The U.S. Securities and Exchange Commission (SEC) announced its second whistleblower award in a month, saying it will give the maximum 30% share of penalties in an unidentified case to a tipster who helped in the enforcement action.

Coming after a huge $14 million award earlier in October, the more modest payout of more than $150,000 suggests that the SEC’s whistleblower office is systematically nailing all of its prescribed metrics: Successive announcements have emphasized payout speed (payment in August on an award made in June); payout size (the $14 million award); and, here, payout percentage.

Under the Dodd-Frank Act of 2010, the SEC’s whistleblower program pays bounties of 10% to 30% to informants who provide significant help in cases that result in the collection of  more than $1 million in fines for securities violations.

Whistleblower awards aren’t deducted directly from the penalties; instead they come from a special “Investor Protection Fund” created by the Dodd-Frank law.

The SEC didn’t release many details about the latest award or its recipient, whose anonymity the agency is obliged to protect. In a related order, however, the SEC revealed that it had shut out a second whistleblower in the case. The second person reacted to the SEC’s initial denial by withdrawing the claim — then tried to reinstate it, only to be rebuffed again.

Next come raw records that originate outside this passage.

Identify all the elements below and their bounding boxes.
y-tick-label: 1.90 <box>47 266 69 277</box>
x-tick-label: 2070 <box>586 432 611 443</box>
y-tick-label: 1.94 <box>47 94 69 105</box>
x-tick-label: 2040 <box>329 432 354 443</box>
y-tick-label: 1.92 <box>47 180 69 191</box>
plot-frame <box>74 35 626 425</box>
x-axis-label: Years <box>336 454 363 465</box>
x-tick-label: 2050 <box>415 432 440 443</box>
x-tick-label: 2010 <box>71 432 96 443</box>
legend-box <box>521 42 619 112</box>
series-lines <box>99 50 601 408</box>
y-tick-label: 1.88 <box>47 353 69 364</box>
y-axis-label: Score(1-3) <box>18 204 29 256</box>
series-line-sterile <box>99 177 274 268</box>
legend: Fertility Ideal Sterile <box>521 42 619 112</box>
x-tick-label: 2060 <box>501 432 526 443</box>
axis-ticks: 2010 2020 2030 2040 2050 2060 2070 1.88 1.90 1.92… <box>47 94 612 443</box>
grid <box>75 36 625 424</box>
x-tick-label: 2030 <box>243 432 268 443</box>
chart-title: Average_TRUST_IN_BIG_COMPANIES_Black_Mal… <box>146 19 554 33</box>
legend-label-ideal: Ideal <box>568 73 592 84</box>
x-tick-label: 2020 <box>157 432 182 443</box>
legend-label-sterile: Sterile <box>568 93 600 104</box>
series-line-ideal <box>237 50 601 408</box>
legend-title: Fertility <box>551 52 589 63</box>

Reinstating a claim that had already been found lacking, the SEC said, “would have needlessly tied up the processes and limited resources of the Commission’s whistleblower program.”

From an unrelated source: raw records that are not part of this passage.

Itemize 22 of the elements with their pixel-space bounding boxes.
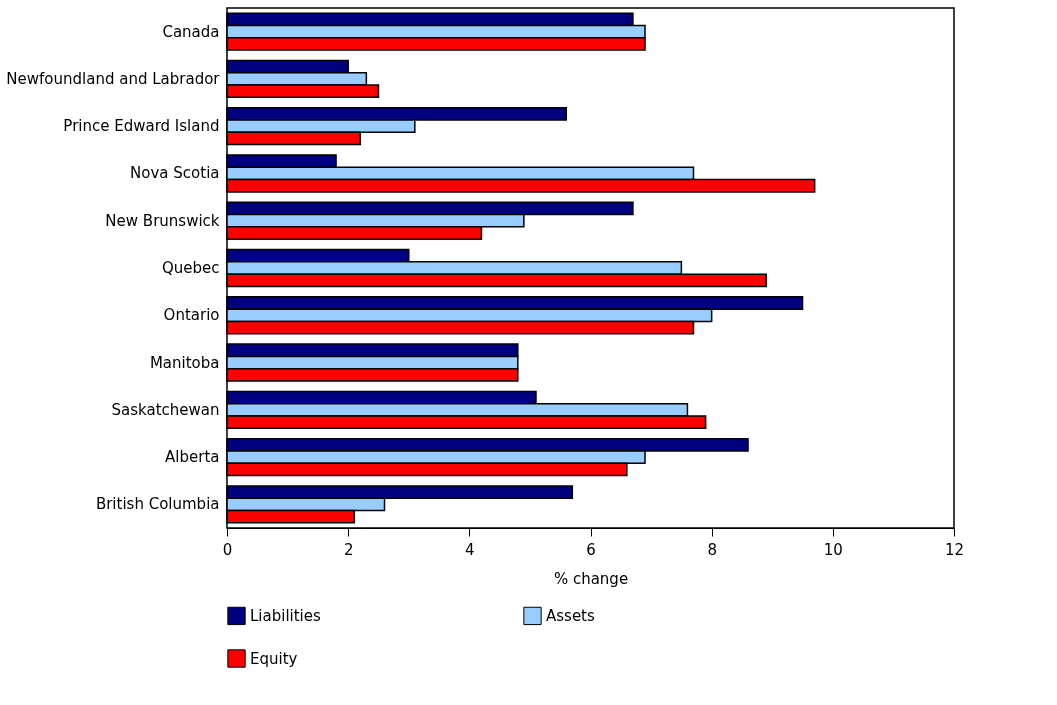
y-tick-label: Manitoba — [149, 353, 220, 372]
y-tick-label: Nova Scotia — [130, 164, 220, 183]
y-tick-label: Prince Edward Island — [63, 117, 220, 136]
x-tick-label: 6 — [586, 540, 596, 559]
x-axis-title: % change — [553, 569, 629, 588]
legend-label: Assets — [546, 606, 595, 625]
y-tick-label: Saskatchewan — [111, 400, 220, 419]
x-tick-label: 4 — [465, 540, 475, 559]
y-tick-label: Newfoundland and Labrador — [6, 69, 221, 88]
y-tick-label: New Brunswick — [105, 211, 220, 230]
y-tick-label: Alberta — [165, 448, 220, 467]
y-tick-label: Ontario — [163, 306, 220, 325]
y-tick-label: Quebec — [161, 259, 220, 277]
y-tick-label: British Columbia — [95, 495, 220, 514]
x-tick-label: 8 — [707, 540, 717, 559]
x-tick-label: 12 — [944, 540, 965, 559]
legend-label: Liabilities — [250, 606, 322, 625]
x-tick-label: 10 — [823, 540, 843, 559]
legend-label: Equity — [250, 649, 298, 668]
x-tick-label: 2 — [343, 540, 354, 559]
y-tick-label: Canada — [162, 22, 220, 41]
x-tick-label: 0 — [222, 540, 233, 559]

The SEC didn’t explain how the new award amount — “more than $150,000” — jibed with its announced percentage: A 30% bounty on the threshold amount of $1 million in penalties would be $300,000.

Unlike the SEC’s press release, however, the underlying order didn’t state a dollar amount: It simply awarded the whistleblower 30% of monetary sanctions collected “or to be collected,” which may account for the difference.

So far the agency has been careful not to disclose a combination of information (such as award amount and percentage) that could identify the underlying enforcement action — and therefore, possibly, the whistleblower’s identity.